Дима прищуривается, и его лицо искажается от злобы.
— Ну да, именно так все и было, — шепчет, похрустывая пальцами. — Охотно верю. Но ты вечно забываешь рассказать мне, как предлагала себя Виктору.
После этих слов мой мир раскалывается на три части. Теперь есть не только «до» и «после»…
— Что? Ты себя слышишь? Я… Он тебе наврал! Я ничего такого не делала!
— Хватит! — Дима резко ставит чашку, и темные брызги кофе орошают мраморную столешницу. — Правила просты: ты делаешь, что тебе говорят, и живешь счастливо. Рядом с сыном.

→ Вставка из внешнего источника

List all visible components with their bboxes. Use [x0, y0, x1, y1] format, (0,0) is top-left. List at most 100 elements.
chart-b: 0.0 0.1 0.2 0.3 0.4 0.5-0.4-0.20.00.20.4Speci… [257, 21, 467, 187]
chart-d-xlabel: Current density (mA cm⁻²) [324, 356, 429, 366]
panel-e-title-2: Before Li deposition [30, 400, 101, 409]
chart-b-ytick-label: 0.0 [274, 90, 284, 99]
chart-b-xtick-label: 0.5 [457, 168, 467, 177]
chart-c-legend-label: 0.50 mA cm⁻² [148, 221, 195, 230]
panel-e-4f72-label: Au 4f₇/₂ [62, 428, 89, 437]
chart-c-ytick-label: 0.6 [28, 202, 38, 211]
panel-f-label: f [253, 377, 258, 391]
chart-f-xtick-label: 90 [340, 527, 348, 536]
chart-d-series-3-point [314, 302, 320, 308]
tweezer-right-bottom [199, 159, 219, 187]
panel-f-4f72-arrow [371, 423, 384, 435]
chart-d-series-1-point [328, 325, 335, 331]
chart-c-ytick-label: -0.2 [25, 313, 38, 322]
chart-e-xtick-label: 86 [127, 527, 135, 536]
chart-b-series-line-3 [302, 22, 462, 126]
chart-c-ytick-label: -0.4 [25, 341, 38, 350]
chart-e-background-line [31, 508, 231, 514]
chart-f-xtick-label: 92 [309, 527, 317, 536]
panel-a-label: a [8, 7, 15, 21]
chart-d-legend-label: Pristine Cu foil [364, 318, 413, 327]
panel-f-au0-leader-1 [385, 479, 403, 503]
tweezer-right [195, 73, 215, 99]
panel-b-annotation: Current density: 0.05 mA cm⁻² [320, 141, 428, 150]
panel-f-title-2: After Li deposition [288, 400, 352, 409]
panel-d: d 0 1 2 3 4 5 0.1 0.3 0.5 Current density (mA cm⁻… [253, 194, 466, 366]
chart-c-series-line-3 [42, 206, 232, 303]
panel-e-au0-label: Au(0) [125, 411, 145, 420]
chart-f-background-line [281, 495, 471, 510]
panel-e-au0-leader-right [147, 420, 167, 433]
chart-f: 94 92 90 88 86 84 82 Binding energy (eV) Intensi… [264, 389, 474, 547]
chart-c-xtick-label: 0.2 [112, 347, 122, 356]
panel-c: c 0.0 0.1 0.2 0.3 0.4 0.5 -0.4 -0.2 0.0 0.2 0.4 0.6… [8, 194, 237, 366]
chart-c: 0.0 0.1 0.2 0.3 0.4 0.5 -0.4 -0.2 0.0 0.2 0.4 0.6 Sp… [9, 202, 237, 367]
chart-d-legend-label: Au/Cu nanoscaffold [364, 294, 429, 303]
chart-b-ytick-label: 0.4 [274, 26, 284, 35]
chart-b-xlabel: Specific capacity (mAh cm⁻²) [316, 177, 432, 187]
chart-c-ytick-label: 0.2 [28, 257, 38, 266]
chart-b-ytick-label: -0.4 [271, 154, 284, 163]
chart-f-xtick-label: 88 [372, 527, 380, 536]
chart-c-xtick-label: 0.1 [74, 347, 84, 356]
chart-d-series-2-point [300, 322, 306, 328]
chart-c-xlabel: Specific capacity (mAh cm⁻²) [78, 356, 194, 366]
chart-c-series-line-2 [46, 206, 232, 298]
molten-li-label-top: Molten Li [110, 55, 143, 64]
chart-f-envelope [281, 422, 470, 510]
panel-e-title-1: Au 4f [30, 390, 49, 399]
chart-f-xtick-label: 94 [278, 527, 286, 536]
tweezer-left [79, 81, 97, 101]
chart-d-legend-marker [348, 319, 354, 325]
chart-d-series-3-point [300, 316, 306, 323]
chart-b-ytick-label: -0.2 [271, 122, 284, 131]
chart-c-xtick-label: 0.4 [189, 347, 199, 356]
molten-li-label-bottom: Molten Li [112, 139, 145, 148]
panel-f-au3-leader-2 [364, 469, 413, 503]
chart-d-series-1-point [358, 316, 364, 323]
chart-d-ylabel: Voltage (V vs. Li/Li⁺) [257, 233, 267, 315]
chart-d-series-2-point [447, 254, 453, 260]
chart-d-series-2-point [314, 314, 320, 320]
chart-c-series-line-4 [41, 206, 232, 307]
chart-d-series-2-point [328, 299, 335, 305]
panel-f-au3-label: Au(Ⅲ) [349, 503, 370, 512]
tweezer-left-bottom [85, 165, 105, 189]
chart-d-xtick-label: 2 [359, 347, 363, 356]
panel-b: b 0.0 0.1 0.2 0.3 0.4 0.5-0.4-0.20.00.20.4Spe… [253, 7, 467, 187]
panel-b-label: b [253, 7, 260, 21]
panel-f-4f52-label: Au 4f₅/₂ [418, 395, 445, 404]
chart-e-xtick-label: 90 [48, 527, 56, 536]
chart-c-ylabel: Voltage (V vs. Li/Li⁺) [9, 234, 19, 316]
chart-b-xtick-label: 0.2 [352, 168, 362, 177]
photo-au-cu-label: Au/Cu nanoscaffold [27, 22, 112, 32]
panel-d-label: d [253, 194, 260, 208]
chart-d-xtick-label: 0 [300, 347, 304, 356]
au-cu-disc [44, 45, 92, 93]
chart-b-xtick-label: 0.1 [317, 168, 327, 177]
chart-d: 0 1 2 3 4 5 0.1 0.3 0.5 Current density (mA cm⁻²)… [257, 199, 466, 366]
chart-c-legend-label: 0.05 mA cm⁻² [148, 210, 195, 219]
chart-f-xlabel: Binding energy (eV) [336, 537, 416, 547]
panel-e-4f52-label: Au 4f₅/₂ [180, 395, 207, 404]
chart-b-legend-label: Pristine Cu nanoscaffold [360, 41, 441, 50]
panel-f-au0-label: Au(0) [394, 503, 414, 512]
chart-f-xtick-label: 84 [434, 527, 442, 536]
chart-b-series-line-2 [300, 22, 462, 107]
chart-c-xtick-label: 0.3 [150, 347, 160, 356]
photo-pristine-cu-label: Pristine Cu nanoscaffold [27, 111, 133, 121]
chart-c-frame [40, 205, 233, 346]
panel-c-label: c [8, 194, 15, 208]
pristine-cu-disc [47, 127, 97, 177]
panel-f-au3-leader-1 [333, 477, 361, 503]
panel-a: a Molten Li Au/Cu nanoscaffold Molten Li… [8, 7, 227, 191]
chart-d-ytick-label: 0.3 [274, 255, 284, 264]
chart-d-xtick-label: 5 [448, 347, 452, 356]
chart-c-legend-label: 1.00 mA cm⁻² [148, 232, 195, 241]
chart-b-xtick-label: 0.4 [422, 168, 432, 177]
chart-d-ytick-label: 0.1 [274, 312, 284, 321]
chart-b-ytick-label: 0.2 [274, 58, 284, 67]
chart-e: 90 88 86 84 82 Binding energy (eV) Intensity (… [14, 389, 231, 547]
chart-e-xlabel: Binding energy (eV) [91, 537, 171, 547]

— А если нет? — спрашиваю с вызовом.
— А если нет — будут последствия. И я не думаю, что они тебе понравятся.
После этих слов Астахов поднимается и, намеренно задев мое плечо, выходит из кухни.
Я прислушиваюсь к его шагам, чувствуя себя как никогда отвратительно.
Значит, Журавлев тогда что-то обо мне наплел, а Дима поверил. Просто взял и поверил. Не мне…
16
Утро смещает фокус моего внимания на сына, почти вытесняя все переживания из-за Димы. Он еще пожалеет, что поверил своему другу. Правда всегда всплывает на поверхность. Только вот иногда, это случается слишком поздно.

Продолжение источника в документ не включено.